Taking charge of self-needs has in any case become a compulsion in today's world, more so in India where Government is busy handling more important tasks like poverty, primary education and drinking water to all. Tax benefits on life saving (insurance) schemes makes the sufferings bearable when one goes shopping for life or medical cover.
Insurance offers multiple benefits: cover against risks, returns on investment and tax relief. Under watchful eyes of IRDA (insurance regulatory Development Authority, Insurance companies offer safety, innovative investment options and, most importantly, peace of mind.
Tax incentives play a vital role in promoting any financial product. The insurance sector too has received many tax incentives to promote the concept of insurance among masses. Both insured and insurer are insured against tax. Insured gets deduction of premium paid from taxable income while there is no tax on amount received at maturity. Insurance companies also don't have to pay tax on the income earned on insurance funds.
Premium up to Rs 1 lakh per annum on life insurance policies taken in the name of oneself, spouse or children is allowed as deduction from taxable income under section 80 C of Income Tax Act. For every Rs1 lakh paid by you as premium, government forgoes tax you were supposed to pay. Higher the tax slab to which you belong, higher the loss to exchequer.
Caution has to be exercised while choosing a plan, for some of the policies do not offer tax advantage. For instance, there is no tax exemption on an insurance policy issued on or after 1 April 2003, in respect of which the premium payable for any of the years during the term of the policy exceeds 20 per cent of the sum assured. Annuities or pension received under various schemes of LIC, where the motive is to provide return on investment or annuity for life, are also subject to tax. Any amount received on the maturity of such pension scheme as a commuted value in lump sum is exempt from tax but the pension received by the scheme holder is taxable.
On other policies, any amount including bonus received from insurance companies on death, maturity or otherwise is exempt from income tax under section 10(10D) of Incometax Act.
Health or medical insurance though do not qualify as investments, yet a deduction up to Rs 10,000 for any sum paid as premium on the health of family members from taxable income is an added advantage. The above limit of Rs 10,000 stands increased to Rs 15,000 in case the medical premium has been paid to effect or keep in force insurance in relation to a senior citizen.

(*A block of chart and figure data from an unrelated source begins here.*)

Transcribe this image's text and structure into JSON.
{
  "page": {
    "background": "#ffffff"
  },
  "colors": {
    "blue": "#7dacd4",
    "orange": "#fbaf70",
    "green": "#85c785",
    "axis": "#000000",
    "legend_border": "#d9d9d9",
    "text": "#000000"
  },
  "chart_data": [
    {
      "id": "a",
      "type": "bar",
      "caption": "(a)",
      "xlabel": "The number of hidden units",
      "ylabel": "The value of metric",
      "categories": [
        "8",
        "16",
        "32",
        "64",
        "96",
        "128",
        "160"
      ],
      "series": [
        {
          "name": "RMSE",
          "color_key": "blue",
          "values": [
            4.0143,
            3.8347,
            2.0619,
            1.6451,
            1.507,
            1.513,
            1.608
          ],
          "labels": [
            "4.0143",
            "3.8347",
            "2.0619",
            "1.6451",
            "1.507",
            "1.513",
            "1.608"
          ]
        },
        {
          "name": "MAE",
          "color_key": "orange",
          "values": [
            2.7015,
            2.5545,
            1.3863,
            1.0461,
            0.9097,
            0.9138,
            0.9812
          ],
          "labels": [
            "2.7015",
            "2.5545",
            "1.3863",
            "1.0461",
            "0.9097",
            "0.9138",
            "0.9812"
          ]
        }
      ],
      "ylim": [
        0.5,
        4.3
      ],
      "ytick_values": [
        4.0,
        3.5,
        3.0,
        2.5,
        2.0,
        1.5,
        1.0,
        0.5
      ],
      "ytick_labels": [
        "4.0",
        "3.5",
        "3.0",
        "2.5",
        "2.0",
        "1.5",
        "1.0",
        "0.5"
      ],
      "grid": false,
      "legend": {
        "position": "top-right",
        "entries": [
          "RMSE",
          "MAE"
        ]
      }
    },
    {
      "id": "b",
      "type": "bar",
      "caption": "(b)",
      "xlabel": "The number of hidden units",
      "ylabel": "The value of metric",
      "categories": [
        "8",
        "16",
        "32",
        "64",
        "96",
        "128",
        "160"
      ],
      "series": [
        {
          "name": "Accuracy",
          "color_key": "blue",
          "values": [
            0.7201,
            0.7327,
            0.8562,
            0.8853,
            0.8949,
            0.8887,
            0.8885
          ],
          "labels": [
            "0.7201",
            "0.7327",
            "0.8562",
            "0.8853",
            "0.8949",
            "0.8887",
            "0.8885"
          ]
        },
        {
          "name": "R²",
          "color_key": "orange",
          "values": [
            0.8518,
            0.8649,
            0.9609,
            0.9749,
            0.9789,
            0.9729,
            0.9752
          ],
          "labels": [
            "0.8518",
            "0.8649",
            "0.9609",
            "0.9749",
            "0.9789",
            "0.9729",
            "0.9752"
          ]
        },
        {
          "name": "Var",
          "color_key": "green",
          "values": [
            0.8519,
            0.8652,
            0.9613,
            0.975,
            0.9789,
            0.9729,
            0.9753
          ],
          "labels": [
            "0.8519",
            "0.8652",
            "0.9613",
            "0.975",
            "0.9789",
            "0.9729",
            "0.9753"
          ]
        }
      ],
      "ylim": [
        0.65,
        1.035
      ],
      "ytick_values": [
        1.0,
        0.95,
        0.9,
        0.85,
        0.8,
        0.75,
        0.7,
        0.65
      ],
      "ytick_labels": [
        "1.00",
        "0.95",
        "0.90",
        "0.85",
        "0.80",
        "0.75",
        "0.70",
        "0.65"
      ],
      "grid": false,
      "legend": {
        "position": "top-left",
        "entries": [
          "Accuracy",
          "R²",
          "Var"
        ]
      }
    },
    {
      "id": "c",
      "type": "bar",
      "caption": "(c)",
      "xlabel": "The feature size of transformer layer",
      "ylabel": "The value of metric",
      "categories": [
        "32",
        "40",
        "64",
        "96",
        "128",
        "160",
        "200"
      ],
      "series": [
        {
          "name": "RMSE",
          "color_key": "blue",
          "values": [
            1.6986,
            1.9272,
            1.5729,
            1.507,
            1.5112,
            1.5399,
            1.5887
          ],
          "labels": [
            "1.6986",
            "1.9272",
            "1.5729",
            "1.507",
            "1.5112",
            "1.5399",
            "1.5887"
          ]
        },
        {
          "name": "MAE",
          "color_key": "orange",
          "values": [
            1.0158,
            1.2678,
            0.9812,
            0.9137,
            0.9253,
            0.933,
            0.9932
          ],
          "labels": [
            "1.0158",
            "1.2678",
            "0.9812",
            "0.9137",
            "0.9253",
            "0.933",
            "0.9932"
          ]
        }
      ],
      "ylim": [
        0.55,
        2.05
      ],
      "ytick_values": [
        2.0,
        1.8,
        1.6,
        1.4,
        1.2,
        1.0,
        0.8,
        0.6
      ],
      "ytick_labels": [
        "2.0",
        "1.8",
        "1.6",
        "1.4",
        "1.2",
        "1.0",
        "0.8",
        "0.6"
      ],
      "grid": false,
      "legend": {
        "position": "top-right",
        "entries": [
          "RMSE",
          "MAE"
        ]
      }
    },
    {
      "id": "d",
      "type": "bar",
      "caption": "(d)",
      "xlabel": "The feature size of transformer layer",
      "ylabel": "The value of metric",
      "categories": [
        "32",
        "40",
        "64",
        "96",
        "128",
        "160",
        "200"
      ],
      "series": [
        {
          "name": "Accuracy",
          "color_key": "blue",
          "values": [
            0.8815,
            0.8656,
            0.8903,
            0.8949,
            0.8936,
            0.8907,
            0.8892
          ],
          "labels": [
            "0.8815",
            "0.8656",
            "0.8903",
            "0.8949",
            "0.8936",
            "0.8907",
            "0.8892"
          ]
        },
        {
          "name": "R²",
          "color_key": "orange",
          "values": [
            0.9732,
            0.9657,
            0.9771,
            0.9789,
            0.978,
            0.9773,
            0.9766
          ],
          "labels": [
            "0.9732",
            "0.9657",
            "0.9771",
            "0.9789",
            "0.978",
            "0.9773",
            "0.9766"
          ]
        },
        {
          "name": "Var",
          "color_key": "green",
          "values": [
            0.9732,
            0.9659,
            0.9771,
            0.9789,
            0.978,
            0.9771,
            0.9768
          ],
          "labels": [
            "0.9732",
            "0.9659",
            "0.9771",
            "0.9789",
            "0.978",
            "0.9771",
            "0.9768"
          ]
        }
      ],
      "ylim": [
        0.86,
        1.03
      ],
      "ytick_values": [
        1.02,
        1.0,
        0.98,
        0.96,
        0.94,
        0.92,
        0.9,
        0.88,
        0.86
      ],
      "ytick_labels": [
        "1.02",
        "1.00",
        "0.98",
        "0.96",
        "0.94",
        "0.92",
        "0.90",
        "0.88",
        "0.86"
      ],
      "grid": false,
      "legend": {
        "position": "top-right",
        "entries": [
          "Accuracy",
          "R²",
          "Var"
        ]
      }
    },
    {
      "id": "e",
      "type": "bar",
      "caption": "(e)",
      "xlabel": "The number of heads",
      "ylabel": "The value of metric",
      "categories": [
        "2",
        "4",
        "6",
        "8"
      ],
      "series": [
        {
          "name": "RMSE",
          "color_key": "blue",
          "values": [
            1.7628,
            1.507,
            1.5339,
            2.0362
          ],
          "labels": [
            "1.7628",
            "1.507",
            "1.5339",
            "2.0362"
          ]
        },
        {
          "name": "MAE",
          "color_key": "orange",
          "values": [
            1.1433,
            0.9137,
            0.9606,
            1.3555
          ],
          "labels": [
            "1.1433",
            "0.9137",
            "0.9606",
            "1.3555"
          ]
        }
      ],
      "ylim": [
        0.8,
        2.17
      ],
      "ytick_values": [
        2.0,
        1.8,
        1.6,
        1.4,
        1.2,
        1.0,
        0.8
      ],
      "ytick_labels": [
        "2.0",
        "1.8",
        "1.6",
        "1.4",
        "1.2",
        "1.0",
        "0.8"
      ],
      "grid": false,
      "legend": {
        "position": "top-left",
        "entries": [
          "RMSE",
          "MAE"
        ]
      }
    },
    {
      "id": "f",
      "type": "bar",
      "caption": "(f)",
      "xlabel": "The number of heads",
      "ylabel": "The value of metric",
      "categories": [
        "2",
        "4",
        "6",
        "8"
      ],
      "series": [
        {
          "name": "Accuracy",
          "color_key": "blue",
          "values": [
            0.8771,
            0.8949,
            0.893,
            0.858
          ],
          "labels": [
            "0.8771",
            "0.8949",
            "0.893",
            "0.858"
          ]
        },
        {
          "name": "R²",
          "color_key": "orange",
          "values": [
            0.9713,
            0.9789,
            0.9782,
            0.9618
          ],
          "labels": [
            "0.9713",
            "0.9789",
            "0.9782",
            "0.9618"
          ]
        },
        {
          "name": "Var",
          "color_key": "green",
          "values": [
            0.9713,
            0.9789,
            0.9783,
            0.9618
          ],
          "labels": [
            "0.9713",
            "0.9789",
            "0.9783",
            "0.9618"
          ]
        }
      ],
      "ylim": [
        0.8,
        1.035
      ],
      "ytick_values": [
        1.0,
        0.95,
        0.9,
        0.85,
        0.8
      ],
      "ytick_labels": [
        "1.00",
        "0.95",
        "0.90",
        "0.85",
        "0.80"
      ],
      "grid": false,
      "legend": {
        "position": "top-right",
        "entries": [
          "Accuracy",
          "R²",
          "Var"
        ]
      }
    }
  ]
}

A resident individual or HUF is allowed a deduction of Rs 50,000 if he incurs any expenditure for the medical treatment of a dependent person with disability or pays or deposits any amount under a scheme framed by LIC in respect of such person. If such dependant is a person with severe disability the deduction will become Rs 75,000.
To sum-up, it is sensible to pool-in reasonable money for your insurance where a sizable portion is contributed by the government by way of forgoing taxes.